Awesome! Thanks for the manual a few months back it helped me a lot. However I just picked up a #2 Russo Coal stove( the skinnier one with the circular grate) I was wondering if anyone has a manual or any specs on it. I just would like to know the BTU and square foot output of these.


----------



## Bigtuna (Dec 2, 2008)

Hi, I'm new to this but have been reading up and this is a great site.  

I just got this same stove posted above (CW1).  I'm installing it in my Garage and will only use it from time to time when.  I have a few quick questions:

The stove is in great shape.  I'm going to re-finish and replace all the gaskets.  It has one small area about 4"x6" on the side that has some rust.  As I'd like to re-finish the entire stove, is it better to sand and re-paint or to sand and polish?  If so, should I use 220 sand paper or wire brush?

The stove will be used for both wood and coal, however, the stove did not come with fire brick to go over the bottom grate.  Is the fire brick for the bottom standard and can I go anywhere.  I read that Russo is now Fireplaceseast.com so I guess I could go there but would like to save some $$ if these are standard.

Lastly, the only other piece missing from the stove is the handle on the left side to turn the cool box.  Not sure what you call that handle but is that a part that would be difficult to find?

Thanks guys


----------



## Will (Sep 22, 2010)

WOODBUTCHER said:
			
		

> It's good to see pictures floating around from my original manual, glad they help. My old Russo stove was a CW#2 (Smaller one) it had 3 firebricks on the bottom and a shaker grate underneath, my manual says it requires a coal basket to burn coal. My manual also states that if you have the the CW#1 Coal is burned directly on the cast iron grates....( please read picture from my old manual , it is different from my other picture you have posted. ) I have also posted a picture of my old CW#2
> 
> 
> WoodButcher



Hello WOODBUTCHER, Master of Fire,
I just bought a used (and incomplete) Russo coal wood combination stove which appears to be just like yours
and I need a copy of the manual for the building inspector to approve my permit.
I can't seem to find the manual *.jpg files you posted on your site? - Sorry, I'm new to this and can't find where to look, if there no longer there, can you email them to me or, - is there anyway I could get a copy of yours?
I would be happy to pay whatever it cost for 'Kinkos' to copy it, or do you know a source?

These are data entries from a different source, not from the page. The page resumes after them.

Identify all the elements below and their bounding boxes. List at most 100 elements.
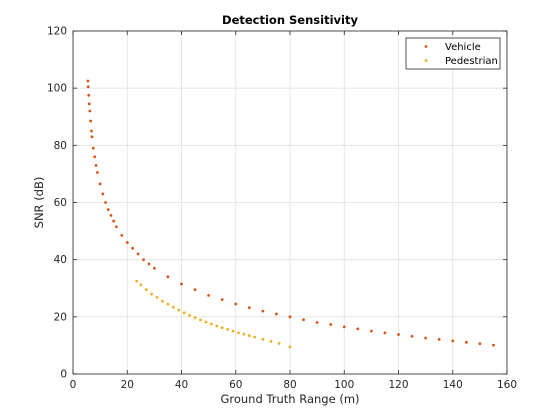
y-tick-label: 80 <box>54 140 67 152</box>
vehicle-point <box>410 334 414 338</box>
pedestrian-point <box>135 279 139 283</box>
x-tick-label: 140 <box>443 379 463 391</box>
series-vehicle <box>86 79 495 347</box>
vehicle-point <box>329 323 333 326</box>
ticks: 0 20 40 60 80 100 120 140 160 0 20 40 60 80 100 120 <box>47 26 517 392</box>
vehicle-point <box>89 119 93 123</box>
vehicle-point <box>86 79 90 83</box>
x-axis-label: Ground Truth Range (m) <box>220 392 359 406</box>
vehicle-point <box>342 325 346 329</box>
legend-label-vehicle: Vehicle <box>445 42 481 53</box>
pedestrian-point <box>204 320 208 324</box>
vehicle-point <box>91 146 95 150</box>
vehicle-point <box>87 93 91 97</box>
pedestrian-point <box>261 338 265 341</box>
vehicle-point <box>88 109 92 113</box>
pedestrian-point <box>144 288 148 292</box>
vehicle-point <box>152 266 156 270</box>
pedestrian-point <box>215 324 219 328</box>
vehicle-point <box>451 339 455 343</box>
vehicle-point <box>247 306 251 310</box>
vehicle-point <box>98 182 102 186</box>
vehicle-point <box>136 252 140 256</box>
pedestrian-point <box>253 335 257 339</box>
pedestrian-point <box>166 302 170 306</box>
vehicle-point <box>101 192 105 196</box>
data-series <box>86 79 495 349</box>
pedestrian-point <box>155 295 159 299</box>
vehicle-point <box>424 336 428 340</box>
pedestrian-point <box>199 318 202 322</box>
vehicle-point <box>234 302 238 306</box>
y-axis-label: SNR (dB) <box>32 177 46 229</box>
vehicle-point <box>492 343 495 347</box>
series-pedestrian <box>135 279 292 349</box>
vehicle-point <box>166 275 170 279</box>
vehicle-point <box>90 129 93 133</box>
x-tick-label: 40 <box>175 379 188 391</box>
legend-marker-pedestrian <box>424 59 428 62</box>
pedestrian-point <box>237 331 240 335</box>
x-tick-label: 100 <box>334 379 354 391</box>
y-tick-label: 120 <box>47 26 67 38</box>
pedestrian-point <box>269 340 273 343</box>
vehicle-point <box>275 312 278 316</box>
pedestrian-point <box>209 322 213 326</box>
vehicle-point <box>478 342 482 346</box>
vehicle-point <box>120 233 124 237</box>
vehicle-point <box>288 315 292 319</box>
legend-label-pedestrian: Pedestrian <box>445 56 498 67</box>
vehicle-point <box>180 282 183 286</box>
vehicle-point <box>207 293 211 297</box>
pedestrian-point <box>288 345 292 349</box>
vehicle-point <box>106 208 110 212</box>
vehicle-point <box>104 201 107 204</box>
pedestrian-point <box>188 314 192 317</box>
y-tick-label: 60 <box>54 197 67 209</box>
vehicle-point <box>193 288 197 292</box>
vehicle-point <box>112 219 116 223</box>
vehicle-point <box>437 338 441 341</box>
pedestrian-point <box>139 283 143 287</box>
pedestrian-point <box>171 305 175 309</box>
vehicle-point <box>147 262 151 266</box>
y-tick-label: 40 <box>54 254 67 266</box>
pedestrian-point <box>242 332 246 336</box>
y-tick-label: 0 <box>60 369 67 381</box>
pedestrian-point <box>220 326 224 330</box>
pedestrian-point <box>177 308 181 312</box>
vehicle-point <box>302 318 305 322</box>
pedestrian-point <box>247 334 251 338</box>
vehicle-point <box>383 331 387 335</box>
pedestrian-point <box>193 316 197 320</box>
pedestrian-point <box>226 328 230 331</box>
vehicle-point <box>131 246 135 250</box>
chart-title: Detection Sensitivity <box>222 13 358 27</box>
vehicle-point <box>369 329 373 333</box>
x-tick-label: 60 <box>229 379 242 391</box>
legend-marker-vehicle <box>424 45 428 48</box>
pedestrian-point <box>182 311 186 315</box>
legend: Vehicle Pedestrian <box>405 37 501 70</box>
pedestrian-point <box>231 329 235 333</box>
vehicle-point <box>220 298 224 302</box>
vehicle-point <box>94 163 98 167</box>
x-tick-label: 20 <box>121 379 134 391</box>
vehicle-point <box>115 225 118 229</box>
pedestrian-point <box>277 342 281 345</box>
vehicle-point <box>96 171 99 174</box>
vehicle-point <box>315 321 319 324</box>
pedestrian-point <box>161 299 164 303</box>
x-tick-label: 0 <box>70 379 77 391</box>
vehicle-point <box>397 333 400 336</box>
x-tick-label: 120 <box>388 379 408 391</box>
vehicle-point <box>356 327 360 331</box>
vehicle-point <box>86 85 90 89</box>
vehicle-point <box>464 340 468 344</box>
x-tick-label: 80 <box>283 379 296 391</box>
vehicle-point <box>125 241 129 244</box>
y-tick-label: 20 <box>54 311 67 323</box>
vehicle-point <box>90 135 94 139</box>
vehicle-point <box>93 155 97 159</box>
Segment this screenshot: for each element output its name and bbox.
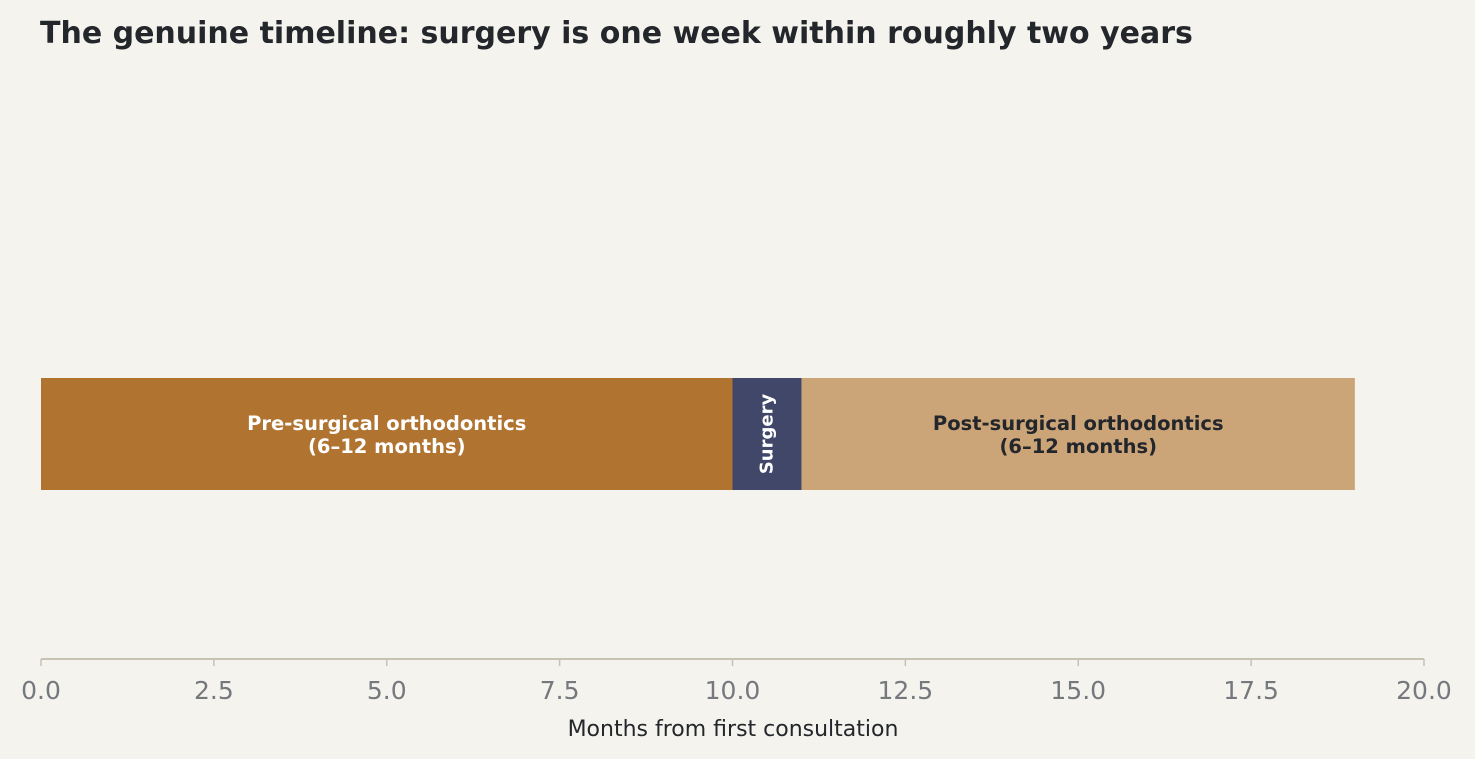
bar-segment-pre-surgical-orthodontics xyxy=(41,378,733,490)
x-tick-label: 0.0 xyxy=(21,676,61,705)
x-axis-label: Months from first consultation xyxy=(568,717,899,742)
x-tick-label: 17.5 xyxy=(1223,676,1279,705)
x-tick-label: 20.0 xyxy=(1396,676,1452,705)
x-axis: 0.0 2.5 5.0 7.5 10.0 12.5 15.0 17.5 20.0 xyxy=(21,658,1452,705)
x-tick-label: 5.0 xyxy=(367,676,407,705)
bar-segments: Pre-surgical orthodontics (6–12 months) Su… xyxy=(41,378,1355,490)
bar-segment-post-surgical-orthodontics xyxy=(801,378,1355,490)
chart-title: The genuine timeline: surgery is one wee… xyxy=(40,16,1193,51)
bar-segment-surgery xyxy=(732,378,802,490)
segment-label-pre-surgical-orthodontics: Pre-surgical orthodontics (6–12 months) xyxy=(247,412,526,458)
x-tick-label: 15.0 xyxy=(1050,676,1106,705)
segment-label-post-surgical-orthodontics: Post-surgical orthodontics (6–12 months) xyxy=(933,412,1224,458)
x-tick-label: 10.0 xyxy=(705,676,761,705)
x-tick-label: 7.5 xyxy=(540,676,580,705)
x-tick-label: 12.5 xyxy=(878,676,934,705)
segment-label-surgery: Surgery xyxy=(757,394,778,475)
x-tick-label: 2.5 xyxy=(194,676,234,705)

Also, any ideas where to get a coal basket & shaker? - I would love to burn coal as well

Thanks in advance for any guidance you might provide. Thanks, Wil


----------



## Big D (Nov 27, 2012)

WOODBUTCHER said:


> I put them up for public viewing........9 pages....please give it time to download from my site.
> Please note they are doublepages and require you to scroll left/right at bottom for page viewing.
> 
> WoodButcher
> ...


 Minister of fire.

I have been attempting to locate a manual for my Russo CW2 with no avail. My latest hope, which I thought had come from this post, was smashed when to my dissmay the links you have provided displayed a 404 (page not found) alert. 

After composing myself, I have taken to contacting you directly (I hope) in order that you might find it possible to repost these links, or if you can find it in your heart, to post the pages as you have in previous posts.  The jpgs that can be viewed have proven most helpful ! 

Thank you so much for your help in this matter,

D


----------



## begreen (Nov 27, 2012)

very old thread.


----------